Open-plan offices: what 25 years of research has found

The open-plan office was sold as collaborative, accessible, and modern. The empirical research has been steadily less kind to it than the design enthusiasm suggested.

James Okonkwo
Contributing Editor, Tessera. PhD, Behavioral Economics, LSE
4 min read

By the early 2000s, roughly 70% of American office workers were in open-plan environments. The trend was driven by a combination of architectural fashion, cost savings (no walls = more workers per square foot), and the explicit claim — repeated in articles and TED talks — that open offices would increase collaboration, accessibility, and team performance.

Twenty-five years of empirical research has produced a fairly consistent picture: the productivity-enhancing claims were wrong. The cost-saving claims were correct.

1. The Harvard study

The most influential single study in the modern open-plan literature was Bernstein and Turban's 2018 Harvard analysis of two Fortune 500 companies that transitioned to open-plan workspaces. The researchers tracked employee behavior via sensors before and after the move.

The results contradicted the design predictions:

  • Face-to-face interaction decreased by 70% after the move to open-plan
  • Electronic communication increased by 50% (email and instant message)
  • Productivity, as measured by company metrics, declined modestly

The framing the architects had advocated — that open spaces would produce more collaboration — was the opposite of what happened. Workers in open spaces avoided face-to-face contact more, not less (Bernstein & Turban, 2018).

2. The mechanism

The leading explanation: open-plan workers, exposed to visual and acoustic information about other workers' availability and conversations, developed protective behaviors:

  • Wearing headphones to signal unavailability
  • Avoiding personal conversations to maintain privacy
  • Communicating electronically to avoid disturbing others
  • Working from home or coffee shops when possible

The "collaborative" environment produced collaboration-avoidance.

3. The concentration findings

Beyond collaboration, the noise and visual distraction of open-plan environments measurably reduce performance on complex cognitive tasks. A 2018 meta-analysis aggregated 18 studies and found:

  • Open-plan workers report substantially more interruptions
  • Cognitive task performance declines under typical open-plan noise levels
  • Self-reported stress and dissatisfaction are higher
  • Sick leave is higher in open-plan vs. private-office environments (Pejtersen et al., 2011; Kim & de Dear, 2013)

The effect sizes for cognitive work are non-trivial. For tasks that require sustained attention, open-plan environments impose real costs.

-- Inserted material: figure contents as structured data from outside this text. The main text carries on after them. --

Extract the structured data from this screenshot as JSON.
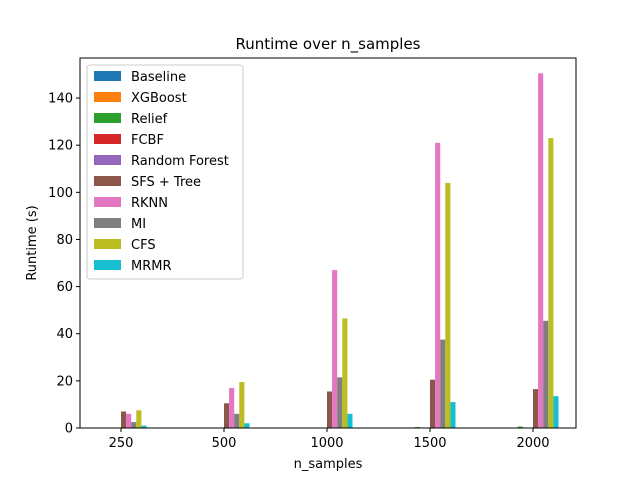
{
  "chart_data": {
    "type": "bar",
    "title": "Runtime over n_samples",
    "xlabel": "n_samples",
    "ylabel": "Runtime (s)",
    "categories": [
      "250",
      "500",
      "1000",
      "1500",
      "2000"
    ],
    "ylim": [
      0,
      157
    ],
    "yticks": [
      0,
      20,
      40,
      60,
      80,
      100,
      120,
      140
    ],
    "grid": false,
    "legend_position": "top-left",
    "series": [
      {
        "name": "Baseline",
        "color": "#1f77b4",
        "values": [
          0,
          0,
          0,
          0,
          0
        ]
      },
      {
        "name": "XGBoost",
        "color": "#ff7f0e",
        "values": [
          0,
          0,
          0,
          0,
          0
        ]
      },
      {
        "name": "Relief",
        "color": "#2ca02c",
        "values": [
          0,
          0,
          0,
          0.4,
          0.6
        ]
      },
      {
        "name": "FCBF",
        "color": "#d62728",
        "values": [
          0,
          0,
          0,
          0,
          0
        ]
      },
      {
        "name": "Random Forest",
        "color": "#9467bd",
        "values": [
          0,
          0,
          0,
          0,
          0
        ]
      },
      {
        "name": "SFS + Tree",
        "color": "#8c564b",
        "values": [
          7,
          10.5,
          15.5,
          20.5,
          16.5
        ]
      },
      {
        "name": "RKNN",
        "color": "#e377c2",
        "values": [
          6,
          17,
          67,
          121,
          150.5
        ]
      },
      {
        "name": "MI",
        "color": "#7f7f7f",
        "values": [
          2.5,
          6,
          21.5,
          37.5,
          45.5
        ]
      },
      {
        "name": "CFS",
        "color": "#bcbd22",
        "values": [
          7.5,
          19.5,
          46.5,
          104,
          123
        ]
      },
      {
        "name": "MRMR",
        "color": "#17becf",
        "values": [
          1,
          2,
          6,
          11,
          13.5
        ]
      }
    ]
  }
}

4. The cost-benefit reality

The honest cost-benefit on open-plan environments:

Real benefits:

  • Lower real estate costs per worker
  • More flexible space arrangements
  • Easier supervisory oversight (where that's desired)

Real costs:

  • Reduced face-to-face collaboration (despite intent)
  • Reduced concentration on complex work
  • Higher worker dissatisfaction
  • Higher sick leave
  • Reduced retention

For some kinds of work (light coordination, routine processing), the costs are small. For other kinds (deep cognitive work, creative production), the costs are substantial.

5. The hybrid resolution

The post-2020 shift to hybrid work has partly resolved the problem by allowing workers to do deep cognitive work at home and use the office for collaboration. This is closer to the architects' original collaboration claim than the pure-open-plan implementation produced.

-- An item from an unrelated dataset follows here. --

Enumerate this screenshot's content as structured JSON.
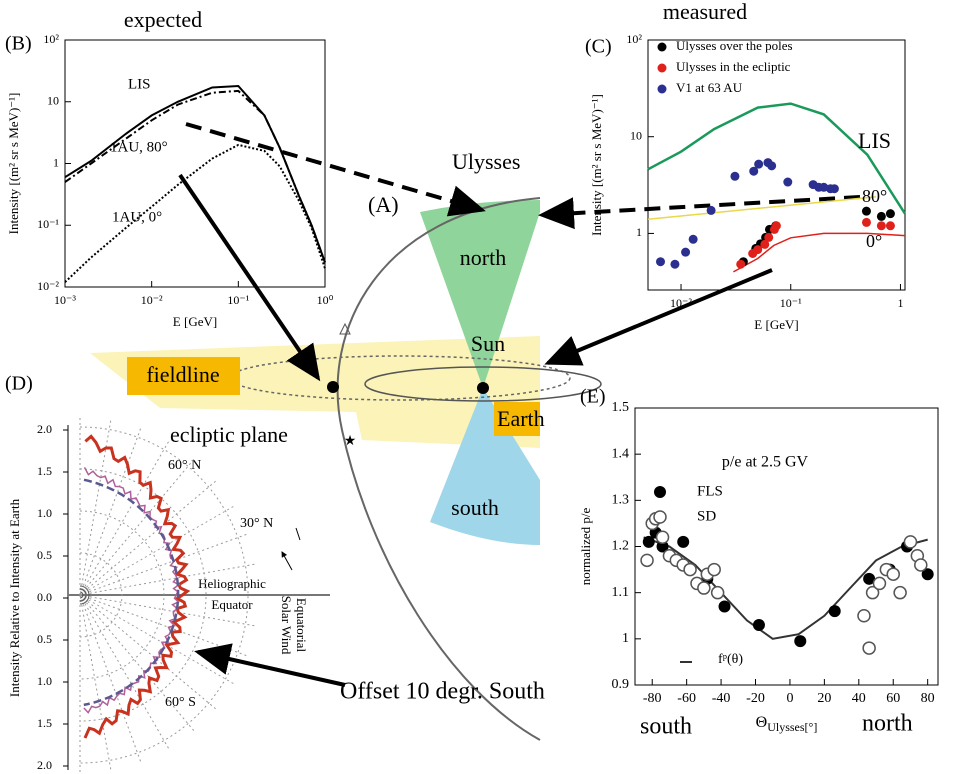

The office, in this synthesis, is for meetings and casual encounters; deep work happens elsewhere. The economic logic of expensive open-plan offices is harder to justify in this configuration than the original prediction implied.

For workers in environments still implementing the 2010s open-plan model: the productivity cost is real and largely shouldered individually. The standard mitigations — noise-canceling headphones, scheduled focus blocks, working from less-public rooms — all help. They are also a tax that workers pay to compensate for design choices that the evidence didn't support.

References
  1. Bernstein, E. S., & Turban, S. (2018). The impact of the 'open' workspace on human collaboration. Philosophical Transactions of the Royal Society B, 373, 20170239.
  2. Kim, J., & de Dear, R. (2013). Workspace satisfaction: The privacy-communication trade-off in open-plan offices. Journal of Environmental Psychology, 36, 18-26.
  3. Pejtersen, J. H., Feveile, H., Christensen, K. B., & Burr, H. (2011). Sickness absence associated with shared and open-plan offices. Scandinavian Journal of Work, Environment & Health, 37(5), 376-382.